Daily Reflection
June 3rd, 1999
by
Larry Gillick, S.J.
The Deglman Center for Ignatian Spirituality
 
Tobit 6:10-11; 7:1, 9-14; 8:4-9
Mark 12:28-34
 
We hear a wonderful wedding ceremony in today's first reading.  Tobiah asks for Sarah to be his wife.  It is granted by her father.  Sarah has had seven husbands who died on their wedding night.  Tobiah trusts God as the giver of life and receives Sarah as a gift.

We listen to their wedding-night prayer as they begin their life of love.  "Blessed are You o God of our fathers," he begins.  "Now Lord, You know that I take this wife of mine, not because of lust, but for a noble purpose.  Call down Your mercy upon me and on her and allow us to live together to a happy old age."

There is a saying that a family who prays together, stays together.  Tobiah and Sarah begin their togethering by including the love of God in their love for each other.

This theme is highlighted in today's gospel as well.  Jesus is asked which is the greatest of all the commandments.  He replies that the law of Moses is the greatest and that is to love God above all else.  Tobiah and Sarah lived that law from the very first night of their union.  They loved God above their natural human love for each other.  Jesus says that the second of all the laws is to love each other as you love your own life.  These laws sound so wonderful.  Married love sounds so wonderful as we celebrate weddings.  Love is shown in actions which speak louder than words.  Marital fidelity speaks of God's loving embrace of us all.  Love consists in mutually exchanging all that each possesses.  The Judeo-Christian community watches and is strengthened by the lived-surrendering of those who live what they have promised.  Loving God is experienced by receiving God's love and sharing that with our sisters and brothers, both in marriage and in the communities of our lives.
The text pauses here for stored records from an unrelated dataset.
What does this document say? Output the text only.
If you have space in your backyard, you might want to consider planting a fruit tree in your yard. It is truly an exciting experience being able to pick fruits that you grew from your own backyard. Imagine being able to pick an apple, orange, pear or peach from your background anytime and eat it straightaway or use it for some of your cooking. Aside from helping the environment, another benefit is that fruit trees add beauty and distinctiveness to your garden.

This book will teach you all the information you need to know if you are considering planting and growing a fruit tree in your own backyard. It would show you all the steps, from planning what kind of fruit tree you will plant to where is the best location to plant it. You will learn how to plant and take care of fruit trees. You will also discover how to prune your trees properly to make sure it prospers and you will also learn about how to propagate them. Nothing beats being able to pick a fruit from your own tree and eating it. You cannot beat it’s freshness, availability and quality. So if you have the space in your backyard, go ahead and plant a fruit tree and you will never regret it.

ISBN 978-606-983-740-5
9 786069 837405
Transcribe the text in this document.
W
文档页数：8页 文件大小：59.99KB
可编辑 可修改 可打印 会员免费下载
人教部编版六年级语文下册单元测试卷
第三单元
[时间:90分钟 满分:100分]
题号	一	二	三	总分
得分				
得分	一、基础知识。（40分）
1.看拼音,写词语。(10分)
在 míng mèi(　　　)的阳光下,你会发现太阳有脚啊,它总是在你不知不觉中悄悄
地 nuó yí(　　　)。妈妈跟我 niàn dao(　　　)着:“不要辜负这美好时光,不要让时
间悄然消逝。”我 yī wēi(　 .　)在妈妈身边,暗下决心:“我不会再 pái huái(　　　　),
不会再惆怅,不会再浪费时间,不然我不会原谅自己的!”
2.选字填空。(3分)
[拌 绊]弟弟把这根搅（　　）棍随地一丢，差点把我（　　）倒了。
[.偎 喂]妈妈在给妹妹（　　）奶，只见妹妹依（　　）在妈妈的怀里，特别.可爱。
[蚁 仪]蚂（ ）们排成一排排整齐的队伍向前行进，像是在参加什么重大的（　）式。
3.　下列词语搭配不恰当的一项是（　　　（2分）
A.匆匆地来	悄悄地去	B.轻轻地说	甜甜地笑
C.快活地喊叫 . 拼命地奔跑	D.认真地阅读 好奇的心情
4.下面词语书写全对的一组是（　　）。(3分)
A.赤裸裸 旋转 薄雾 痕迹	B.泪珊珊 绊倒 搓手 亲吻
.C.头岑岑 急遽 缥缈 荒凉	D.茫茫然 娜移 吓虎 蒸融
Weddings are so beautiful when they begin with the prayer of trust in the God Who has called them together.  Anniversaries are perhaps even more beautiful as the married couple recall the fidelity of God they have revealed in their living of their own commitment.  The daily Christian life is beautiful as well when we all live the greatest of all His commandments by allowing God to love us in such a way that we can love the same self God does.  When this spiritual interchange takes place the marriage of God with us God's people takes place and is experienced by our brothers and sisters with whom we share our living out of this great command to love in word and deed.  In the words of Tobiah, "This is a noble purpose."